¹Laboratory of Cellular Biology and Molecular(LBCM), Algeria
²Department of Biology, Faculty of sciences, University of Boumerdes, Algeria
³Ophthalmology Service, Algeria

Objectives: To investigate the Th1 cytokines and nitric oxide production in different types of manifestations of Behcet disease and the effect of anti-TNFα treatment on IL12 and NO induction in PBMC from Algerian patients with BD.

Methods: Peripheral venous blood was drawn from 93 patients with different type of manifestation of Behcet disease and from 63 controls. Cytokine concentration was measured by ELISA and NO levels were assessed by modified Griessʼs method. Cells were cultured with or without anti-TNF-α. IL-12 levels were measured by specific enzyme-linked immunosorbent assay. Nitric oxide levels were evaluated using a modified Griess method.

Results: Our results showed that patients with active disease had significant elevation of IL-12 and NO concentrations compared with controls. Cytokine and NO production profiles are specific to the clinical manifestation. Treatment with anti-TNF α did not reduce significantly the number of PBMC secreting IL12 in all type of manifestation studied. Further, anti-TNF-α induced significantly reduced production of NO in cell culture supernatants; a favorable clinical response to anti-TNF α was associated with Uveits and Neurobehcet manifestations.
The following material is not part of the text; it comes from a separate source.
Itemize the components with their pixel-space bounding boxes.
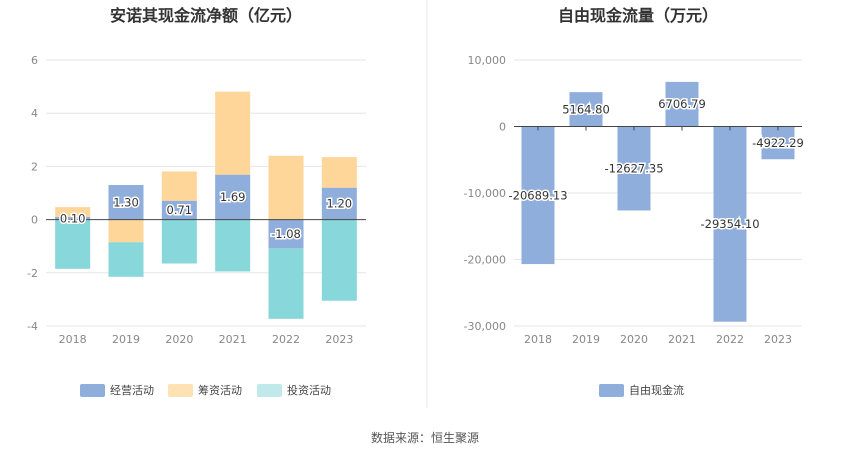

We observed that cytokine and NO production profiles are specific to the clinical manifestation, this specificity suggests the involvement of different specific T cell populations in the regulation of immune responses occurring during active Behcet disease. These cells are probably specific to local auto-antigens.

A single infusion of anti-TNF significantly did not reduce the number of PBMC secreting IL12 in all type of manifestation studied. Anti-TNFα treatment induced a significant decrease the levels of nitric oxide production this modulation was specific to the clinical profile, a favorable clinical response to anti-TNF α was associated with Uveits and Neurobehcet manifestations.

Conclusion: These results suggest the implication of the IL12 and nitric oxide in physiopathology of BD. Our findings indicate that TNF- α plays a pivotal role in BD, and that anti-TNF- α therapy reduces NO production and may play a protective role against inflammation specially in uveites and neurobehcet manifestations.

Biography:
Dr Messaoudene Djamel is a chief at the Department of Biology, Faculty of Sciences, University of Boumerdes (UMBB) and Senior Research Fellow at the Laboratory of Cellular and Molecular Biology (LBCM), Cytokines and NO-synthase team, University of Sciences and Technology Houari Boumedien, Algeria.